Centre takes cognizance of rising pollution levels in North India

SansadTV Bureau
New Delhi: Vehicles ply at Rajpath as smog covers it in New Delhi on Monday morning, a day after Diwali. PTI Photo

New Delhi: Vehicles ply at Rajpath as smog covers it in New Delhi on Monday morning, a day after Diwali. PTI Photo

The Centre has finally taken cognizance of the alarming levels of pollution in North India, especially Delhi. Centre summoned government representatives of 5 northern states on November 4, after the capital recorded PM2.5 levels nearly 21 times higher than permissible limits on Sunday, the day of Diwali.

Governments of Punjab, Delhi, Haryana, Rajasthan and Uttar Pradesh have been summoned over enforcing ban on stubble burning.

Centre’s move decision comes on a day the Central Pollution Control Board released its report on air quality of Delhi.

The permissible limit for PM 2.5 is 60 micrograms per cubic metre. Pitampura in North Delhi recorded the maximum at 1,238 micrograms per cubic metre on Diwali, which is 20.63 times higher than the permissible limits.

As per the report, PM 2.5 levels on the day of Diwali (October 30) across each of the 11 pollution monitoring centres revealed that PM2.5 was 4 times to 12 times higher of what they were the week before (October 24).

When compared to the previous week, Pitampura recorded 12 times higher PM 2.5 levels, while Parivesh Bhavan Centre in East Delhi recorded 11.4 times higher PM 2.5 levels.

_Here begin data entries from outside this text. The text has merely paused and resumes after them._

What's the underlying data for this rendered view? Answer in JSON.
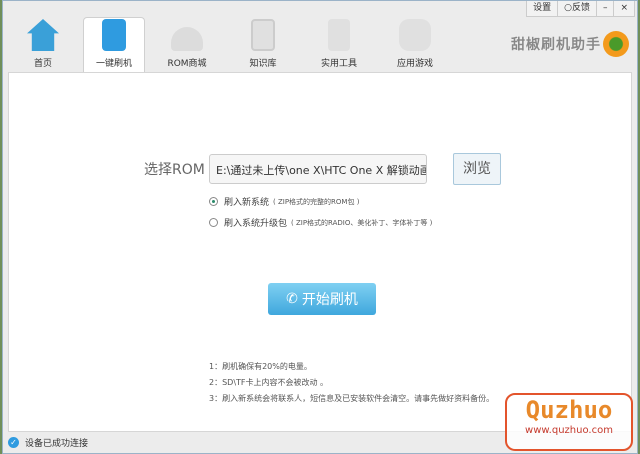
{
  "window_controls": {
    "settings": "设置",
    "feedback": "○反馈",
    "minimize": "–",
    "close": "×"
  },
  "tabs": [
    {
      "label": "首页",
      "color": "#3aa0d8"
    },
    {
      "label": "一键刷机",
      "color": "#2f9be0"
    },
    {
      "label": "ROM商城",
      "color": "#d8d8d8"
    },
    {
      "label": "知识库",
      "color": "#d8d8d8"
    },
    {
      "label": "实用工具",
      "color": "#d8d8d8"
    },
    {
      "label": "应用游戏",
      "color": "#d8d8d8"
    }
  ],
  "brand": "甜椒刷机助手",
  "rom": {
    "label": "选择ROM",
    "path": "E:\\通过未上传\\one X\\HTC One X 解锁动画 文",
    "browse": "浏览"
  },
  "options": [
    {
      "label": "刷入新系统",
      "note": "( ZIP格式的完整的ROM包 )",
      "selected": true
    },
    {
      "label": "刷入系统升级包",
      "note": "( ZIP格式的RADIO、美化补丁、字体补丁等 )",
      "selected": false
    }
  ],
  "start_button": "开始刷机",
  "tips": [
    "1：刷机确保有20%的电量。",
    "2：SD\\TF卡上内容不会被改动 。",
    "3：刷入新系统会将联系人，短信息及已安装软件会清空。请事先做好资料备份。"
  ],
  "status": "设备已成功连接",
  "watermark": {
    "title": "Quzhuo",
    "url": "www.quzhuo.com"
  }
}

At Janakpuri, PM 2.5 levels were 8.7 times higher and at ITO, PM 2.5 levels were 7.6 times higher.

On this Diwali, as compared to last year, PM 2.5 levels were 2-4.5 times higher and PM 10 levels were 1.5-3 times higher.

The Environment Ministry has attributed the spike in pollution levels to four main factors.

“It has been observed that open burning of solid waste in and around Delhi, vehicular emissions in Delhi, dust by the roadside and around construction sites in Delhi and stubble burning of crop residue in neighbouring states of Delhi are major contributors to pollution in Delhi,” said a release by the Ministry.

“The Ministry of Environment, Forest and Climate Change has summoned the concerned secretaries on 4th November to review the situation and to further deliberate on the strategy to minimise occurrences of open burning in agriculture fields,” the statement added.

It has also been decided that CPCB will direct local bodies in and around Delhi to check open burning of solid waste and strictly enforce rules related to prevention of gaseous emission from construction activities.

CPCB will also instruct public road owning agencies in Delhi to ensure that roadsides are watered periodically suspension of dust.

Delhi Police, too, will be required to streamline movement of traffic at busy intersections so that pollution due to vehicular emissions is minimised.

Pollution peaks in the national capital during Diwali as a hazardous mix of noxious gases and respirable pollutants hang very close to the surface due to low temperature and near-stagnant wind movement.

Smoke emanating from farm fires raging across agricultural fields of neighbouring Punjab and Haryana only worsens the situation.